A partir des années 1250, des éruptions volcaniques (dont celle du Salamas en Indonésie en 1257) sont vraisemblablement responsables de l’entrée dans le petit âge glaciaire (PAG), période froide et humide qui s’est prolongée jusqu’à la fin du 19e siècle, avec une accentuation liée à une baisse de l’activité solaire entre 1645 et 1715 (minimum de Maunder). Ce PAG est très probablement à l’origine de la grande famine qui a sévi de 1315 à 1317, de la propagation de la peste noire et de l’effondrement de la population. Il a aussi accentué l’effet de la Guerre de 30 ans (1618-1648). Les révolutions ont principalement des raisons sociopolitiques, mais le climat a souvent pu jouer un rôle déclencheur (par exemple, les mauvaises récoltes de 1787 à 1789 causées par un climat défavorable) ou amplificateur.

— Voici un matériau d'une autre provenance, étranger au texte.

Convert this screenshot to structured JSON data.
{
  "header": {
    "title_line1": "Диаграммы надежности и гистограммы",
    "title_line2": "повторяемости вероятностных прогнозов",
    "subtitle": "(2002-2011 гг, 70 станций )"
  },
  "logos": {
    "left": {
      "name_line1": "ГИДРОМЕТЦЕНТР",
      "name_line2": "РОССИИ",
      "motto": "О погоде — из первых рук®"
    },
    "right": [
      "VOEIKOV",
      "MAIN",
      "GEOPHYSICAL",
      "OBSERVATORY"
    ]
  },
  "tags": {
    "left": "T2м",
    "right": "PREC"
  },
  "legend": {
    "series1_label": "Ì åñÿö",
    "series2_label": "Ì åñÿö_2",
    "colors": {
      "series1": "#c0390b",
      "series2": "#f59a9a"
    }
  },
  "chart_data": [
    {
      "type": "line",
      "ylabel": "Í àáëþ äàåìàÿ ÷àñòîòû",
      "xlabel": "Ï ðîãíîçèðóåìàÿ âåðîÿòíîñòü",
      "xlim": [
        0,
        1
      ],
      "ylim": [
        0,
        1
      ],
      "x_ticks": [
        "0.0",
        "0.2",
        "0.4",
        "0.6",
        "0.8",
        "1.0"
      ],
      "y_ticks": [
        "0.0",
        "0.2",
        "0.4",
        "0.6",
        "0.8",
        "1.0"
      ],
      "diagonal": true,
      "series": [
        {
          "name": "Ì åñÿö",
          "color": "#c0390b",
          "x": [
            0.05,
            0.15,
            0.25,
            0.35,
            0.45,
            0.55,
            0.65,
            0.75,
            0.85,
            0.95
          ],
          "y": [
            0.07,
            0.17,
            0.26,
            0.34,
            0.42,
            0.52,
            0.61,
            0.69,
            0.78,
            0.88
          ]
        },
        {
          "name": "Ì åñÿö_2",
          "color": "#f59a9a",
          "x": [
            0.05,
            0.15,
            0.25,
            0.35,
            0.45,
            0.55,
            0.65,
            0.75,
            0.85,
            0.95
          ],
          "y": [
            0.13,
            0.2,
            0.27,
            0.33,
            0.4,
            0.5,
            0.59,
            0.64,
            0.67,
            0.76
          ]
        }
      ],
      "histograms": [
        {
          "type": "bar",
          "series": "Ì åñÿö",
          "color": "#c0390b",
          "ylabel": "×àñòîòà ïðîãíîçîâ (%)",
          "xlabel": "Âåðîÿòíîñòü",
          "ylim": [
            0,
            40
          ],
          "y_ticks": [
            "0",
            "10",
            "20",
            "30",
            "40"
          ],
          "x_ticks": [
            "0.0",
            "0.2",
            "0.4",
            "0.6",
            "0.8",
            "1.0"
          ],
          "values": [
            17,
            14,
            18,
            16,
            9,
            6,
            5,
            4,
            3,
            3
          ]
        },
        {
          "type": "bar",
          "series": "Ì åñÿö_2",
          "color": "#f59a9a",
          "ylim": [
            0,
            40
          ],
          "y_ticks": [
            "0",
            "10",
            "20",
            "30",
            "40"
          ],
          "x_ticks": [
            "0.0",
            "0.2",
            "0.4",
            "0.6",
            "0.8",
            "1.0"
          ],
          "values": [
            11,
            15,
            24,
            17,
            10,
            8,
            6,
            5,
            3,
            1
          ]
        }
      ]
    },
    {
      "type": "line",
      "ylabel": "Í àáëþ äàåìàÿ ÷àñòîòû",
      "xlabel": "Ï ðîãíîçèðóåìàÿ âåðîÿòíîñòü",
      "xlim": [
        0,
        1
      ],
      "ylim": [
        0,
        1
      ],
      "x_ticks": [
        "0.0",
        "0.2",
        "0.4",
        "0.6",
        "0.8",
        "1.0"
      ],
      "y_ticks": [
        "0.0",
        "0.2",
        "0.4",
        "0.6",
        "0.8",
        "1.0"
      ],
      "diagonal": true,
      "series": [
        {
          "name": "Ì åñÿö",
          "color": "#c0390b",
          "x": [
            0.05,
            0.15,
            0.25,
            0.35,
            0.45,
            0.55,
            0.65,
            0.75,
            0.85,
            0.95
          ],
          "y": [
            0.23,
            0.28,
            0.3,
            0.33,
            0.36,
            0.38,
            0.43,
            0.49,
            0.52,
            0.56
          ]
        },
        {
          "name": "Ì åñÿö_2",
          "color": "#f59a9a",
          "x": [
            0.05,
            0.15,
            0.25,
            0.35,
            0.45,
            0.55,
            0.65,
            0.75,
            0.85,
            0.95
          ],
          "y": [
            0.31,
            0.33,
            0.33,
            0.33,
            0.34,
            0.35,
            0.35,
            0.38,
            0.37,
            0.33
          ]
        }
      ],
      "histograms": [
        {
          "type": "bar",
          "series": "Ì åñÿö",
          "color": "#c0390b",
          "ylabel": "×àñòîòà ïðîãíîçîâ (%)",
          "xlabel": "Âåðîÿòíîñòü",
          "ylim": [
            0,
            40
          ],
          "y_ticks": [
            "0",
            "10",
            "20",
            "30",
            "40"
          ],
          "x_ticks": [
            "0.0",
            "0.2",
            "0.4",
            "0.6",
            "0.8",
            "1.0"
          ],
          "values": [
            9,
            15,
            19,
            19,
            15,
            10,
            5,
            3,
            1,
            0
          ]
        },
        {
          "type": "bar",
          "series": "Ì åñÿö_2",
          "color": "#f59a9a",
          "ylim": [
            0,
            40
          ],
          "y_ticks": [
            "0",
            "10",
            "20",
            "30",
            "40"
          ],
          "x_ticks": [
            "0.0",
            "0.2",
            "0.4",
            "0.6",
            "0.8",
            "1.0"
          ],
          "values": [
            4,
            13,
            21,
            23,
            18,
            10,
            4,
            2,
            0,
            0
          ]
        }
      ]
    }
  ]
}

Si on compare les projections climatiques (Figure 4) basées sur le scénario socio-économique (Cf. partie 3.1) le moins émetteur en gaz à effet de serre (RCP 2.6) et le scénario le plus émetteur (RCP 8.5), on constate que l’évolution future des températures estivales dépassera largement ce que les hommes ont connu depuis 10 000 ans. Les projections concernant les précipitations sont plus incertaines, mais la question de la ressource en eau est bien plus complexe que le simple cumul de précipitations et tient compte notamment de la fréquence des précipitations et de leur intensité, mais aussi des ressources distantes : par exemple, les précipitations neigeuses dans les Alpes pour alimenter les fleuves et rivières qui drainent la région PACA.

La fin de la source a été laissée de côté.